05 December 2011

"Nap tann ou, Jezi."

My friend M called to see if we had Bible study a few weeks ago.

I said yes, that I was just leaving my house and would be on the road soon. And although we were speaking English, she ended with a common Kreyol phrase: "Nap tann ou." (Pronunciation help: Nap rhymes with "mop," tann rhymes with "yawn," and oo is just like the sound you make when someone gives you a bar of dark chocolate. Well, I do, anyway. It also rhymes with "you.")

The phrase "nap tann ou" has bothered me for some time. Literally translated, it means, "We're waiting for you." To my American ears, it had always meant, "you will undoubtedly be late, and we'll be forced to delay until you arrive." But knowing M's good will, and that she would be glad to see me (whenever I arrived), I suddenly realized that that wasn't what she meant at all.
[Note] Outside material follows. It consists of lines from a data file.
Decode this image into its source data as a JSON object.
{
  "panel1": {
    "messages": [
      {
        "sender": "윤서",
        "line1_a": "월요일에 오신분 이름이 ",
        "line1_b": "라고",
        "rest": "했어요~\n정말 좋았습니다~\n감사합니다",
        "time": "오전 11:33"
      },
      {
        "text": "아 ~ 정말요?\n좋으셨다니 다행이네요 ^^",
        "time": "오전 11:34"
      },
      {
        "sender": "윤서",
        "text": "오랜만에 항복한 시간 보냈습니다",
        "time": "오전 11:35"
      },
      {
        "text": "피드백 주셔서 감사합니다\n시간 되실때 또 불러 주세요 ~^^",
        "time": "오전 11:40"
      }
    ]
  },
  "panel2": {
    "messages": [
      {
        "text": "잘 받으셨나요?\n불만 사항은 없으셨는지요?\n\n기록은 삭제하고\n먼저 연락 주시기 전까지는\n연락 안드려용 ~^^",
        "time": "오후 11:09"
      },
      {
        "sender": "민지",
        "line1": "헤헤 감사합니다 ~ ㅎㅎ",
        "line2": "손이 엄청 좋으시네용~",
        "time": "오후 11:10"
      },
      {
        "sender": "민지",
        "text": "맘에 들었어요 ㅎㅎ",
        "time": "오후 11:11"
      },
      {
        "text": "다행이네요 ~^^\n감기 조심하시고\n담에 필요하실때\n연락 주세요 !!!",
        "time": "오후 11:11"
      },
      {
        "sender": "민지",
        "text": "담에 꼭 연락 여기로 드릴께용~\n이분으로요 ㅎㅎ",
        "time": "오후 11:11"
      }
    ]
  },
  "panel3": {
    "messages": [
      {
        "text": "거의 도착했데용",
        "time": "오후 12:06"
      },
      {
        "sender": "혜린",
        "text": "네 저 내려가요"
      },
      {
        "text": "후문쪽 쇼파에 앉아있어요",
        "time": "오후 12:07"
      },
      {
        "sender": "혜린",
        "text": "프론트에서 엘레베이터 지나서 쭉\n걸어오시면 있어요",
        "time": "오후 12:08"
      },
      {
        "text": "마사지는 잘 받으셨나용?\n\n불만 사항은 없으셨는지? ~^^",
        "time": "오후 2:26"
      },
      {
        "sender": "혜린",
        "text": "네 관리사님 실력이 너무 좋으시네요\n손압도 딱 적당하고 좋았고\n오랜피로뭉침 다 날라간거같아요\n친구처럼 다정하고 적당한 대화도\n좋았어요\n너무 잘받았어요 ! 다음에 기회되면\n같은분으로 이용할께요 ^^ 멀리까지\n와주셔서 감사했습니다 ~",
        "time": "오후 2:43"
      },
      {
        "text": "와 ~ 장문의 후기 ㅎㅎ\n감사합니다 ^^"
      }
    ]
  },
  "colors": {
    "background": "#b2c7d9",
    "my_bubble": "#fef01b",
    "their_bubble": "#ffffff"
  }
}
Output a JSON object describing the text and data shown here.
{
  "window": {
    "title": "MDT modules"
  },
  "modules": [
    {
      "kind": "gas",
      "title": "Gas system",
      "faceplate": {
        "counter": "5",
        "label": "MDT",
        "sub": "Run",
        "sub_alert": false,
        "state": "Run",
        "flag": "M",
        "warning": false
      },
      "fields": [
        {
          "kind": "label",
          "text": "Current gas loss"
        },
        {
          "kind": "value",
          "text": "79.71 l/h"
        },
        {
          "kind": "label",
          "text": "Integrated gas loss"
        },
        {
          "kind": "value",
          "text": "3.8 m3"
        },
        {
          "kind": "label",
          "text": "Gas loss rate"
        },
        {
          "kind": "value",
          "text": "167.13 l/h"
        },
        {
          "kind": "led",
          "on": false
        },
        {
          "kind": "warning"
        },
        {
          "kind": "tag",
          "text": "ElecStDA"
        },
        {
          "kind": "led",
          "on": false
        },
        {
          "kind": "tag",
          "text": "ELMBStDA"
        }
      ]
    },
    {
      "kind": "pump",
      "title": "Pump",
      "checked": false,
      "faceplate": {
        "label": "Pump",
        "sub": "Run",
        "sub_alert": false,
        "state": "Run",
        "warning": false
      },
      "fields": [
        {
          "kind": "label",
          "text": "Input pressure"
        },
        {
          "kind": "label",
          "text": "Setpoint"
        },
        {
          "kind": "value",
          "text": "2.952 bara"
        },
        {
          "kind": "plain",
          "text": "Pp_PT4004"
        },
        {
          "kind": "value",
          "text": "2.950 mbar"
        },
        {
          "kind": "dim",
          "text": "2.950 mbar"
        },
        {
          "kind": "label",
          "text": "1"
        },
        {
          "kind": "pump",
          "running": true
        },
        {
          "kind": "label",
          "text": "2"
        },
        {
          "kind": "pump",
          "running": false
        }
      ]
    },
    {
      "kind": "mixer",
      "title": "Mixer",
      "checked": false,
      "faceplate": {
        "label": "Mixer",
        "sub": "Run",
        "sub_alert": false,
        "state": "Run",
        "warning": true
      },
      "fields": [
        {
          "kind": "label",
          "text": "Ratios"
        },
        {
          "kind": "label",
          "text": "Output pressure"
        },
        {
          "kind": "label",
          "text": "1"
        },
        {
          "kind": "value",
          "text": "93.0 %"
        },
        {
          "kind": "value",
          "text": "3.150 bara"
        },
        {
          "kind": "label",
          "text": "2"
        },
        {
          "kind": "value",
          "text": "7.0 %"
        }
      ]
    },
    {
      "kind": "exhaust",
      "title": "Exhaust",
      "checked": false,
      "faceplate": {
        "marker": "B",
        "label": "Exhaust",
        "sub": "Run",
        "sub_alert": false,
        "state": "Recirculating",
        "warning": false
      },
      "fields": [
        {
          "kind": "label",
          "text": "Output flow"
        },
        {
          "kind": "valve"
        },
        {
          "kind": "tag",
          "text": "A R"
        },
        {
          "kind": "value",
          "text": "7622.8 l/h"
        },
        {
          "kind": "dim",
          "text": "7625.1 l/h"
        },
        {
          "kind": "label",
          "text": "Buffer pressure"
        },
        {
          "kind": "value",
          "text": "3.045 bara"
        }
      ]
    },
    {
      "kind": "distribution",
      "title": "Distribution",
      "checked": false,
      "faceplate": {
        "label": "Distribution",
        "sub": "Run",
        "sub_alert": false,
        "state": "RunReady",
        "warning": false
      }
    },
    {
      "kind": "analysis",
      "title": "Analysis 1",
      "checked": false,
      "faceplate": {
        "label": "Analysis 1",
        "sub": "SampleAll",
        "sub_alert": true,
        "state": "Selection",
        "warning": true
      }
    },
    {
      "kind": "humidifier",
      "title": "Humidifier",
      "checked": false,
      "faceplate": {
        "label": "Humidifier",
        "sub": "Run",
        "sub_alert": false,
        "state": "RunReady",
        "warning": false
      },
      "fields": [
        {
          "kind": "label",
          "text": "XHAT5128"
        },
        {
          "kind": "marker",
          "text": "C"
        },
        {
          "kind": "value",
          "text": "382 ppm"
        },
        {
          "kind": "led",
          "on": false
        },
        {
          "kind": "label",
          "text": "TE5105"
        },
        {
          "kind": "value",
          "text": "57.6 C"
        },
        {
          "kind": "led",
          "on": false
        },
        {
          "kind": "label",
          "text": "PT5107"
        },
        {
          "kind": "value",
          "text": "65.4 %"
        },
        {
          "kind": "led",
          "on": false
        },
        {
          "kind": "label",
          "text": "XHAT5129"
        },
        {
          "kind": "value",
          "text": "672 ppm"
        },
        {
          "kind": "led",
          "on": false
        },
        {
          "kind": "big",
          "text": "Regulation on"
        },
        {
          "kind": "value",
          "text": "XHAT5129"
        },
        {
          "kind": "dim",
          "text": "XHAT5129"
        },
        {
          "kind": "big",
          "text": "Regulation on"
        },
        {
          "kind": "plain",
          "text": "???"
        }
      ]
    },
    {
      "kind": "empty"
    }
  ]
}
I realized that she meant that they'd be expecting me, that her waiting would be one of anticipation, not frustration. That to her, "nap tann ou" was an expression of love.

That she meant we're waiting for you, as a child waits for Christmas morning, as a bride waits for her wedding day, as a family waits to be reunited with a soldier finally coming home.

And in the same moment, it occurred to me that this might be what Jesus meant, too, when he said for us to wait for his return. Do I expect that? I mean, do I really expect it? Or will I be caught off guard?

Looking around at the world we live in, you'd think it would be on my mind constantly...but it's not. Maybe I'm afraid of seeming, well, fanatical. (No prompting from the studio audience, please.) From the outside, I can see how it looks. This guy, whom most of the world believes has decomposed a long time ago--we think he's coming back. That's unusual. And some of us have really gone pretty overboard about it, too, based on how I woke up this morning...to a man with a megaphone, using the acoustics of the ravine to his advantage. He was shouting the Gospel. That's not love, dude. Not at 5:30 AM or any other time of day.

And then there's those who get so excited that they start to predict silly things...I'm thinking of someone in particular. I don't want to give it away, but he's an old white guy whose last name rhymes with "stamping." That's no good, either...and frankly, sort of misses the point. In my humble opinion, it's not about when Christ comes back, it's about why, and it's about how we've spent our days and hours and minutes and seconds since then.

So here's my benediction: may our lives convey a patient excitement, a quietly strange expectation, a holy yet unobnoxious longing, a sense that we are redeemed souls who say, "Whenever you're ready...we're waiting for you. Nap tann ou, Jezi."

2 comments:

  1. I have spent a fair amount of time thinking about why,after 2,000 years, He has not come back. I have come to the conclusion that, after He spent 4,000 years teaching the Hebrews that they could not obey the law, He needs some time to teach us that we can't either. He wants to populate heaven with those who truly "get" the grace thing and have learnedly something about trust and obedience. Nap tann ou, Jezi!!